As noted above, the Protestant argues correctly that a person executing a CF 434 on behalf of an exporter is not required to be in possession of a power of attorney for the Certificate to be valid. The requirements of execution are satisfied when, as provided at 19 CFR §181.22(c), a certificate is valid provided it is executed in accordance with the requirements of 19 CFR §181.22(b), and “shall be accepted by the port director as valid” That latter section does not require execution of a power of attorney.

Nonetheless, Customs would have been within its authority to inquire whether the person executing the CF 434 on behalf of the exporter had the requisite authority and knowledge, as required under 19 CFR §181.22(b)(2). Equally, Customs would have been within its authority to require the importer to provide satisfactory evidence that the person executing had the requisite authority and knowledge. In this case, however, Customs immediately denied NAFTA eligibility instead of offering the Protestant an opportunity to resolve the issues of authority and requisite knowledge to Customs’ satisfaction.
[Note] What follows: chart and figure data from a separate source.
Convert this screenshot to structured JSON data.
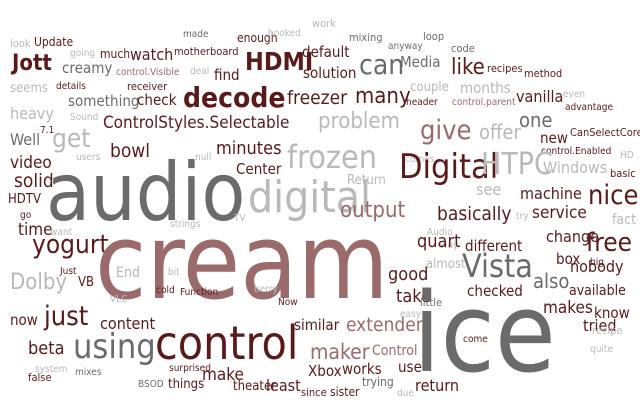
{
  "palette": {
    "dark": "#5a1a1a",
    "mauve": "#9b6b6b",
    "slate": "#6b6b6b",
    "light": "#b9b9b9"
  },
  "words": [
    "look",
    "Update",
    "going",
    "much",
    "made",
    "enough",
    "hooked",
    "work",
    "mixing",
    "anyway",
    "loop",
    "code",
    "Jott",
    "creamy",
    "watch",
    "motherboard",
    "HDMI",
    "default",
    "can",
    "Media",
    "like",
    "recipes",
    "method",
    "seems",
    "details",
    "control.Visible",
    "receiver",
    "deal",
    "find",
    "solution",
    "couple",
    "months",
    "even",
    "heavy",
    "something",
    "check",
    "decode",
    "freezer",
    "many",
    "header",
    "control.parent",
    "vanilla",
    "advantage",
    "Sound",
    "ControlStyles.Selectable",
    "problem",
    "one",
    "CanSelectCore",
    "Well",
    "7.1",
    "get",
    "bowl",
    "minutes",
    "frozen",
    "give",
    "offer",
    "new",
    "control.Enabled",
    "HD",
    "video",
    "users",
    "null",
    "Center",
    "comes",
    "Windows",
    "basic",
    "solid",
    "audio",
    "digital",
    "Digital",
    "HTPC",
    "nice",
    "HDTV",
    "Return",
    "output",
    "see",
    "machine",
    "fact",
    "go",
    "time",
    "want",
    "strings",
    "TV",
    "basically",
    "try",
    "service",
    "free",
    "yogurt",
    "cream",
    "Audio",
    "way",
    "quart",
    "different",
    "change",
    "Just",
    "End",
    "Vista",
    "box",
    "big",
    "nobody",
    "Dolby",
    "VB",
    "bit",
    "almost",
    "good",
    "also",
    "available",
    "now",
    "just",
    "VLC",
    "cold",
    "Function",
    "berry",
    "Now",
    "take",
    "little",
    "checked",
    "content",
    "extender",
    "similar",
    "easy",
    "makes",
    "know",
    "beta",
    "using",
    "control",
    "tried",
    "recipe",
    "false",
    "system",
    "mixes",
    "maker",
    "Control",
    "come",
    "quite",
    "surprised",
    "make",
    "use",
    "works",
    "ice",
    "return",
    "things",
    "theater",
    "least",
    "Xbox",
    "trying",
    "BSOD",
    "since",
    "sister",
    "due"
  ]
}
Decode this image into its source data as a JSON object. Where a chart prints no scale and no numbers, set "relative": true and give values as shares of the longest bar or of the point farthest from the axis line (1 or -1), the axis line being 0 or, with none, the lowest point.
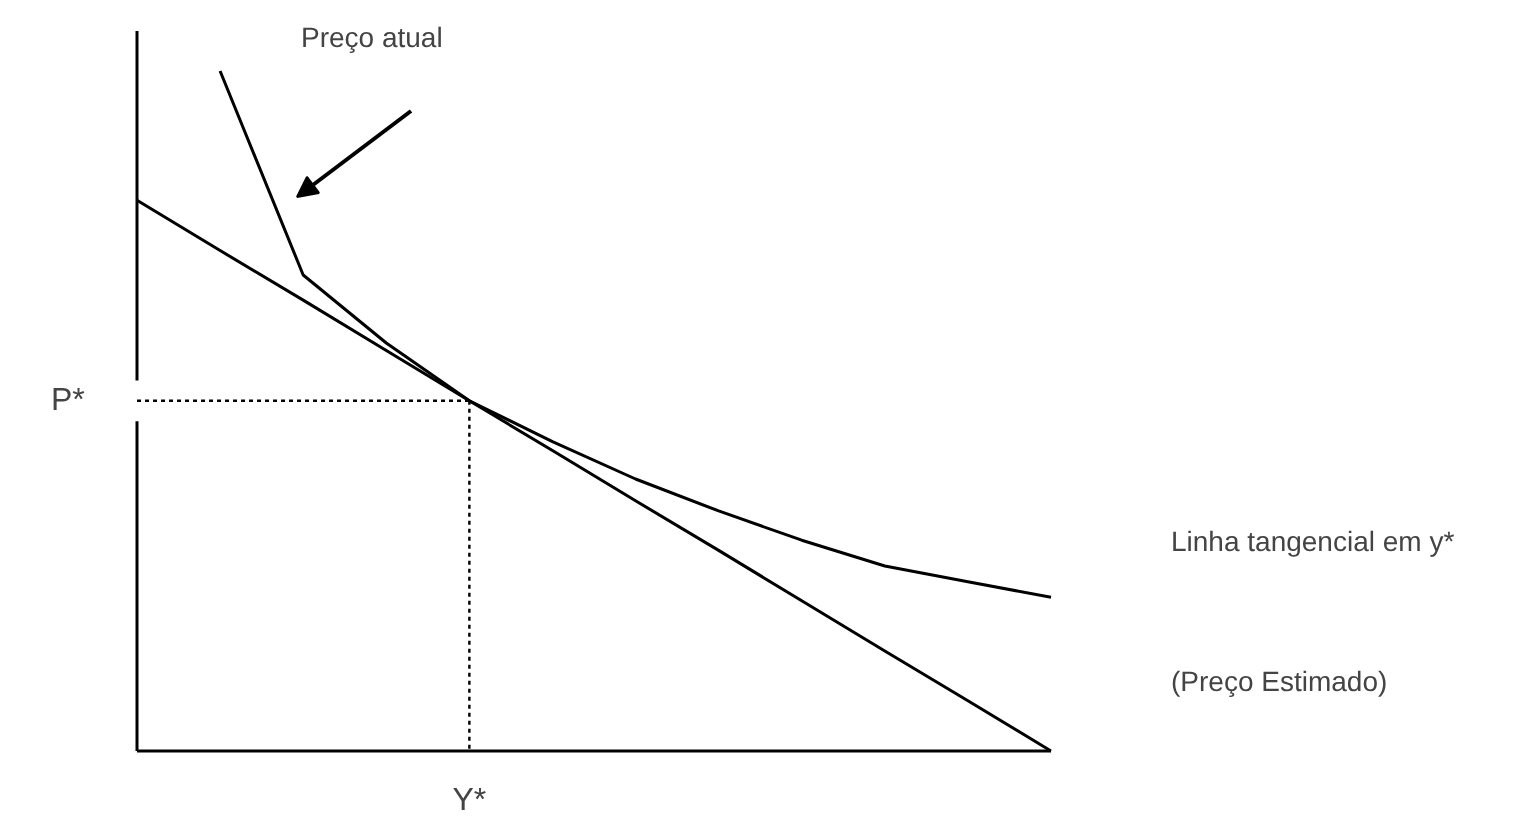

This action had the consequence of denying NAFTA eligibility for the shipment when eligibility was supported by a valid CF 434.

In support of this Application for Further Review the Protestant has shown that the person executing the CF 434 had the required authority and knowledge of the relevant facts. The memorandum prepared by ExxonMobil and submitted to this office by the Protestant is accepted as sufficient evidence of this. The memorandum states that the officer of ExxonMobil, through an interaffiliate agreement, had authority and knowledge to execute the NAFTA Certificate of Origin for the shipment in question on behalf of Mobil Canada Midstream Services. Therefore, there was no deficiency in the CF 434 dated March 28, 2000, and submitted to Customs on March 29, 2000, pursuant to Customs’ invitation to submit a valid, corrected Certificate of Origin. The CF 434 dated March 28, 2000 was prepared and submitted pursuant to the correction procedures set out in 19 CFR §181.22(c). The person executing has been shown to have had the requisite authority and knowledge. Inasmuch as this CF 434 was prepared pursuant to a Customs request for correction, the fact that it is dated after the date of importation and claim for NAFTA preference is entirely appropriate.

In light of the foregoing, NAFTA preferential treatment should have been allowed for the subject importation.


This protest should be ALLOWED.

In accordance with Section 3A(11)(b) of Customs Directive 099 3550-065, dated August 4, 1993, this decision and the Customs Form 19 are to be mailed to the protestant no later than sixty days from the date of this letter. Any reliquidation of the entry or entries in accordance with the decision must be accomplished prior to mailing the decision. Sixty days from the date of the decision, the Office of Regulations and Rulings will make the decision available to Customs personnel, and to the public on the Customs Home Page on the World Wide Web at www.customs.gov, by means of the Freedom of Information Act, and other methods of public distribution.